What constitutes an emergency? A collapsed cat? Absolutely. And even more so if she is nonresponsive. Pause only a moment to look for a possible cause, but get on the phone to your vet immediately.
Making the decision about whether to head to the emergency veterinary clinic requires you to be quick-thinking. Your cat’s life could be in jeopardy. We consider these scenarios an emergency:
Bleeding wounds: Any open wound, especially if a body cavity is open, means an immediate veterinary visit. It’s worse if the wound is connected to a trauma or a fight. Any cat in an animal fight or bitten by a snake needs care right away. If you suspect the cat has an animal bite, use caution and don’t touch the area or get any saliva or blood on you due to rabies risk. Handle the cat wearing gloves, and keep a blanket around her.
Burns: For optimal healing and pain control, burns need immediate attention. You may see blistered skin, singed hair, white patches, redness, and/or swelling.
Bloody diarrhea: If you see blood in a cat’s diarrhea, contact your veterinarian immediately for specific advice.
Eye problems: If the cat’s eye is painful, red, bulging, or the pupil is dilated, it may be an emergency. Eye problems become serious quickly.
Fracture: A fractured bone must be treated immediately. Keep in mind that not all broken bones are compound, which means you can see bone coming through the skin. A simple fracture still needs to be addressed quickly. If your cat cannot bear weight on a limb, cannot easily move, or cries out when you touch her, a fracture is a possibility.
Heat stroke: Watch for panting, drooling, a red tongue hanging out, lethargy, rapid pulse. Rapid response can make the difference between life and death or permanent damage to organs.
Paralysis: A cat who is suddenly paralyzed in the hind or other limbs may have hypertrophic cardiomyopathy (HCM) or another heart disease and may have experienced a blood clot that can block blood flow to the limbs. HCM can be a silent but deadly health problem, with affected cats going from apparently stable to death’s door quickly.
Respiratory distress: You may notice her struggling to breathe, rapidly panting, or open mouth breathing. Pale or cyanotic (bluish) gums suggest that she is not getting enough oxygen to her tissues, which is an emergency.
Straining in the litterbox: A cat straining to urinate may have a urinary blockage (especially common in male cats). As toxins build in the bloodstream from the urine in the bladder, your cat can go from uncomfortable to very ill very quickly. Straining to defecate is nothing to ignore, but you can often wait overnight to make the call.
Toxin: If your cat may have eaten or been exposed to anything poisonous, call your veterinarian or the Pet Poison Hotline at 800-213-6680.
If you suspect a toxin exposure, bring along a sample of what you think your cat was exposed to if you head to the veterinary clinic.
Trauma: Any time your cat has obvious trauma, she should be seen. Even if outwardly fine, internal injuries could be life-threatening.
Bloody Vomit: If you see blood in vomit, don’t wait.
Seizures/Loss of Consciousness: Any cat with seizures and/or that collapses or loses consciousness should be evaluated by a veterinarian immediately.
Confine your cat in your vehicle. Even if she is collapsed, put her in a carrier because she could panic and escape as soon as you open the door. If you don’t have a carrier, wrap her gently in a large towel or blanket and put a collar and leash on her. Ideally, one person drives while the second person holds the cat and calls to say you’re arriving.
What You Should Know
Know where to go: It’s important to know where the nearest emergency clinic is, and to put that information in an easily accessible spot, like on your refrigerator door. Many clinics only cover emergencies for their own clients, so learn your clinic’s rules now.

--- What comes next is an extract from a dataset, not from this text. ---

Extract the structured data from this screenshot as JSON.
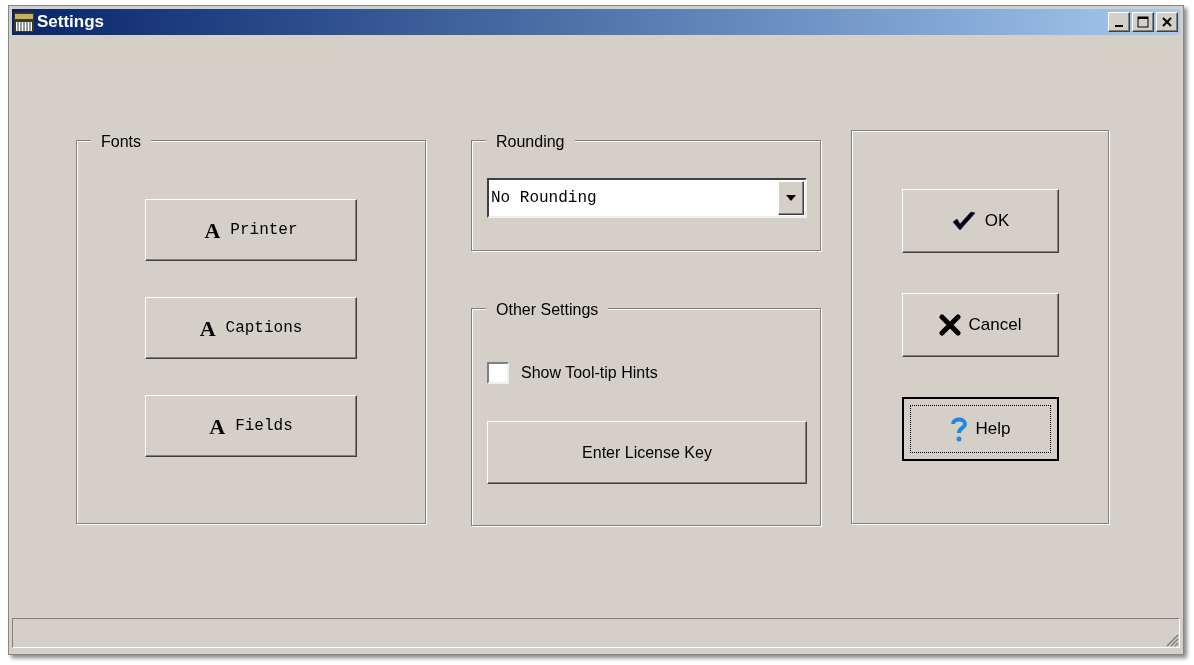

Have an emergency fund: Remember, also, that as sad is it seems, a veterinary clinic is a business that needs to generate income to support its operations. You can expect to pay an estimated fee up front, before your cat is admitted to the hospital.
What Problems Can Wait Overnight?
While you need to make the call because you are with the cat, for the most part, if your cat is lame but otherwise fine, which means none of the conditions listed in the main story are observed, she can likely wait overnight. For example:
If your cat is lethargic, this may not be an emergency, but a call to the veterinarian is in order.
If she has an obvious draining abscess, this may not be an emergency, but warrants a veterinary consultation.
If your cat has not eaten for 24 hours, she can usually wait overnight to visit a veterinarian. Don’t delay more than one day to call your veterinarian, however, as cats that don’t eat can get hepatic lipidosis, a serious condition that can be fatal.
If you are in doubt about whether your cat needs to be seen, call the emergency clinic. While they may not be able to fully triage your cat over the phone, they can usually give you an idea of the seriousness of the problem, and whether he needs to be seen immediately.